Right up to you, McGraw. How do you answer that? Smiling, “I’ve known worse.” Have you? After your talk with Giddings, do you still think so?
Patty’s smile was gone. “I wonder if you mean that.”
“I said it, didn’t I, honey?”
Patty said, “You’re a woolly bear, Daddy, and, I’ve been to
ld, a very fine poker player.” She shook her bright head. “I don’t see how, because sometimes you’re so transparent. I always thought you liked Paul.”
“And what changed your mind?”
“The look in your eye. Daddy, what’s happened?”
McGraw took his time. He looked up as a waiter approached. “Another drink, sir?” the waiter said.
“Yes.” It was Patty who answered. “For my father, but not for me.” And when the waiter was gone, “It’s bad?” she said.
“Bullied by my own daughter,” McGraw said. He tried to keep it light, but he wasn’t sure it sounded that way. “I don’t know, honey. There may be—things to do with the World Tower.
“What kind of things?” And then, contractor’s daughter, subcontractor’s wife, she answered her own question: “Shenanigans? Paul? But how could—” She stopped.
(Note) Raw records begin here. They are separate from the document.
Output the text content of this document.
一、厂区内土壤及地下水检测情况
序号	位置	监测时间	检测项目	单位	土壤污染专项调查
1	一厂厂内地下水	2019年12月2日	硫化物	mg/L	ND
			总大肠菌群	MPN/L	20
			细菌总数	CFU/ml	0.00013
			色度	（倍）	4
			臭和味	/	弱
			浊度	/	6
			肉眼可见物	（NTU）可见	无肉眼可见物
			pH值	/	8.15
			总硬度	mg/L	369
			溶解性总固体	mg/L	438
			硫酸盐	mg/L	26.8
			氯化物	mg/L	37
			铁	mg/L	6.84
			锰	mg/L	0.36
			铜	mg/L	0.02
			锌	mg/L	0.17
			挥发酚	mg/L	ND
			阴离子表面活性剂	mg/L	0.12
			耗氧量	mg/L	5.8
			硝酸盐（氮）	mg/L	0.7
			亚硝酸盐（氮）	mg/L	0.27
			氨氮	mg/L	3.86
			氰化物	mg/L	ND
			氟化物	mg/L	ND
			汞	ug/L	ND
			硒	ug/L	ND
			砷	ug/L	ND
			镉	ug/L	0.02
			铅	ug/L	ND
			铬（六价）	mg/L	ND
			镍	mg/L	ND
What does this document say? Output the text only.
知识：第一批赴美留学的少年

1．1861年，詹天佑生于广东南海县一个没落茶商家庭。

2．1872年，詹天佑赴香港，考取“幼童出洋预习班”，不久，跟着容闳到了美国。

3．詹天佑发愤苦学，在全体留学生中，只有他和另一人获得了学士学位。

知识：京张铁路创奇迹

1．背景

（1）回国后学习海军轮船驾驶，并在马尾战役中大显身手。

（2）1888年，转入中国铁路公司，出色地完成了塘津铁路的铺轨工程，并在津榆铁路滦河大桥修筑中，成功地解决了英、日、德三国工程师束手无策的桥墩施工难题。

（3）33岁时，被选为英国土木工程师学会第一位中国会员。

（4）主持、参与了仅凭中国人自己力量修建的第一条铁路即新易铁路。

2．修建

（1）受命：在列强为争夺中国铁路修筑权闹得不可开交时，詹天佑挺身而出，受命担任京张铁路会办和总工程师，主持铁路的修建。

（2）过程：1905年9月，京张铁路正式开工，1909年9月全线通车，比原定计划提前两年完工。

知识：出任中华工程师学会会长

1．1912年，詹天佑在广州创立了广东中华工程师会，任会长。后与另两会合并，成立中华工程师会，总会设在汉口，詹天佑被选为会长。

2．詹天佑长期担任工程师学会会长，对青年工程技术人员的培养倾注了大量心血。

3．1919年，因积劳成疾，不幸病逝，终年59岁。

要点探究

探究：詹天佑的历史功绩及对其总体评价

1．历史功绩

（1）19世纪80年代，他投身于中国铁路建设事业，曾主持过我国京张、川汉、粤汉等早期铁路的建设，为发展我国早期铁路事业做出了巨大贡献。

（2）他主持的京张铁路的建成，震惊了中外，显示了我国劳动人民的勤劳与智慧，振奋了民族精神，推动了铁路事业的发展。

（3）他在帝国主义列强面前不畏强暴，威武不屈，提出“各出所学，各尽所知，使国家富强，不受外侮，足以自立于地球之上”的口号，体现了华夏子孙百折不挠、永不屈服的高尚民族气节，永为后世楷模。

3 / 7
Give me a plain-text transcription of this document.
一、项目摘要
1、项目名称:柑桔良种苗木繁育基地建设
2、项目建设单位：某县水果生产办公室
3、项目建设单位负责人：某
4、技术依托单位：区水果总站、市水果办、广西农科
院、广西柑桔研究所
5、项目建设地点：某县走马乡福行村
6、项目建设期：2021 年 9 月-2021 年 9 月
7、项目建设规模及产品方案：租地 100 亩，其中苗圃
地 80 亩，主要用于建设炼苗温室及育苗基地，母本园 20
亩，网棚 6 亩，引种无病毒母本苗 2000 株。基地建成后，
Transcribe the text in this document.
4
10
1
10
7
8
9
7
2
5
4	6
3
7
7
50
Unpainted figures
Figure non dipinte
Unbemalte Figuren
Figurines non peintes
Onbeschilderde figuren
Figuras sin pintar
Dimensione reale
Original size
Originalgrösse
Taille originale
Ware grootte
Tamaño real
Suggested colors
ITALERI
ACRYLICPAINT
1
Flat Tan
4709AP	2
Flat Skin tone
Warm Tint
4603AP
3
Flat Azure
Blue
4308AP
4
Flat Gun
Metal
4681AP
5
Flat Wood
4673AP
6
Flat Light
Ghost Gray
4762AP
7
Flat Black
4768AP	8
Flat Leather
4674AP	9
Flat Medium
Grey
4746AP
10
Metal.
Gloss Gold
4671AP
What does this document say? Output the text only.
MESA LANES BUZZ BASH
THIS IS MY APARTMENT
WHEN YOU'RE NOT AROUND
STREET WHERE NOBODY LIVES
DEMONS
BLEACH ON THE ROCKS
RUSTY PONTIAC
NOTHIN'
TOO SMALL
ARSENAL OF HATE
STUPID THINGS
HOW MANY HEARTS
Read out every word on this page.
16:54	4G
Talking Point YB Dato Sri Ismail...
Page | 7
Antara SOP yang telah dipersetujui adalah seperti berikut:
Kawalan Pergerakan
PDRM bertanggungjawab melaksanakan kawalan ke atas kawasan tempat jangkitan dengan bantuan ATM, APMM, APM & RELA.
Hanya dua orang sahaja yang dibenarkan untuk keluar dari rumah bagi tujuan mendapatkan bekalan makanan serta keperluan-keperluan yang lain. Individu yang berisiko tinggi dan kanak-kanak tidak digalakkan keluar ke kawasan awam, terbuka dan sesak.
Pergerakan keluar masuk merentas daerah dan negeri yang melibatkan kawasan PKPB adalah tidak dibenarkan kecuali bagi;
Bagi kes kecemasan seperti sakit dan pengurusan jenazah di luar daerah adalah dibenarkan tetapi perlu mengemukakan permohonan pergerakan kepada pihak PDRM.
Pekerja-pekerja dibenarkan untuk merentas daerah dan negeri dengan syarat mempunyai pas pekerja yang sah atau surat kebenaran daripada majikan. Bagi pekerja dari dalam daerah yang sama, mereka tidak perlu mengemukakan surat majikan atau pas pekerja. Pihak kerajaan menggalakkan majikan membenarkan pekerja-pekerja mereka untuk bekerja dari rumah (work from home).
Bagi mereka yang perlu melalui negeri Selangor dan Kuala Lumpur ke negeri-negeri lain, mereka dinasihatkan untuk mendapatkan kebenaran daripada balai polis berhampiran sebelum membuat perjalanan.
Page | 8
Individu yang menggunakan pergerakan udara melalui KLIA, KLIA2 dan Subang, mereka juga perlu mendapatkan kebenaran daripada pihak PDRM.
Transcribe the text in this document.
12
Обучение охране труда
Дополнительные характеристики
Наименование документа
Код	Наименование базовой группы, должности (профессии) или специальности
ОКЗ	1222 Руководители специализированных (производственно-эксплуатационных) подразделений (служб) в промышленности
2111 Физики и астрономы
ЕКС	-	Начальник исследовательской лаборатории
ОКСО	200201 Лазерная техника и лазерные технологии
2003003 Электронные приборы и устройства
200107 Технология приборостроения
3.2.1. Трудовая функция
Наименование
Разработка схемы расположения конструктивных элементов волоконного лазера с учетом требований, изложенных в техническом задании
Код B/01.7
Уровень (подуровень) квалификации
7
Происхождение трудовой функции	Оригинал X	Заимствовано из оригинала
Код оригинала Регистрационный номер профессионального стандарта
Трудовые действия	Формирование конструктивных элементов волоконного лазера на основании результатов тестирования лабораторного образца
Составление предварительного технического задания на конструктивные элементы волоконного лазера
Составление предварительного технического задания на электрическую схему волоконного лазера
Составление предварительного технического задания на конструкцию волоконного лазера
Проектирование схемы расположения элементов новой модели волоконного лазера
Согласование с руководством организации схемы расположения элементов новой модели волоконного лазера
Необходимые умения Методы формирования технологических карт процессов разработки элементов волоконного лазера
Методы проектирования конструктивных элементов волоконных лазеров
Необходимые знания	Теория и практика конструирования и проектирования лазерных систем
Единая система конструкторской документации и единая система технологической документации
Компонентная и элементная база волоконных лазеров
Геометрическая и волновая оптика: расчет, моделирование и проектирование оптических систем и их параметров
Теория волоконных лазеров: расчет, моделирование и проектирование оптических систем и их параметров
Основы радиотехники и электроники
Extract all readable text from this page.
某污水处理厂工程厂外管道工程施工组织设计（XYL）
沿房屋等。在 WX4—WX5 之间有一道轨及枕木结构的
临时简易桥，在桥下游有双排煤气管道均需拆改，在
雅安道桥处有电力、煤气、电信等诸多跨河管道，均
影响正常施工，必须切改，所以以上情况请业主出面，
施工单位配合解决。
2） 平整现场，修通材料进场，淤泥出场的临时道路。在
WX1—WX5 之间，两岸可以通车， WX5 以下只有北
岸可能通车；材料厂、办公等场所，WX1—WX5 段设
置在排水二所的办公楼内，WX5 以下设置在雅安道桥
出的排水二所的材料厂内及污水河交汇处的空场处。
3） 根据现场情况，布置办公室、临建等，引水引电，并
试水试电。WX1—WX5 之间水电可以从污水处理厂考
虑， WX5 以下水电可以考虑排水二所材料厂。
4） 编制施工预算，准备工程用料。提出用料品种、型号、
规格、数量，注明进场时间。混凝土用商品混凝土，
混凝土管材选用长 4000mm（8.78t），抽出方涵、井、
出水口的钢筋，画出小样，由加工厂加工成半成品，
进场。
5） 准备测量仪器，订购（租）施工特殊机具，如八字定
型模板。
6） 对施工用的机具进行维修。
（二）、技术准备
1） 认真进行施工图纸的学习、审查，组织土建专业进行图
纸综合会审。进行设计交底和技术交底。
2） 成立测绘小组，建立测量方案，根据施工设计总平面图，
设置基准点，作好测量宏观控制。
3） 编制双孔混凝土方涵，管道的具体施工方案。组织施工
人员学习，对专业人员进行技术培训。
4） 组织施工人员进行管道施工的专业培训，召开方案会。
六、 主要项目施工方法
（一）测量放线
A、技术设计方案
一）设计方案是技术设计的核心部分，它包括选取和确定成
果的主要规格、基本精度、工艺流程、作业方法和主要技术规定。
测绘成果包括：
She said quietly, “He could, couldn’t he? I’ve heard your tales—kick-backs, false invoices, bills of lading—” The words came easily to her tongue. “Is that it?”
“I don’t know anything for sure, honey. And I’m not going to badmouth a man until I do know.”
The fresh drink arrived. McGraw looked at it, picked it up, and made himself sip it slowly. What he needed, he thought, was not a drink in a glass, but a bottle. And cronies, as in the old simple days. Frank and Jimmy and O’Reilly and McTurk—the names ran through his mind like a litany. Drinking and brawling and laughing together—a long time ago.
“Yes, Daddy.”
Good God, was he talking aloud? He noticed that his hand was unsteady as he set the glass down.
“I’ve heard you talk of them all,” Patty said. “I wish I’d known you then.”
He had himself under control again. “I was pushing forty, honey, when you were born.”
“I know.”
“Mary, bless her, only a year younger.”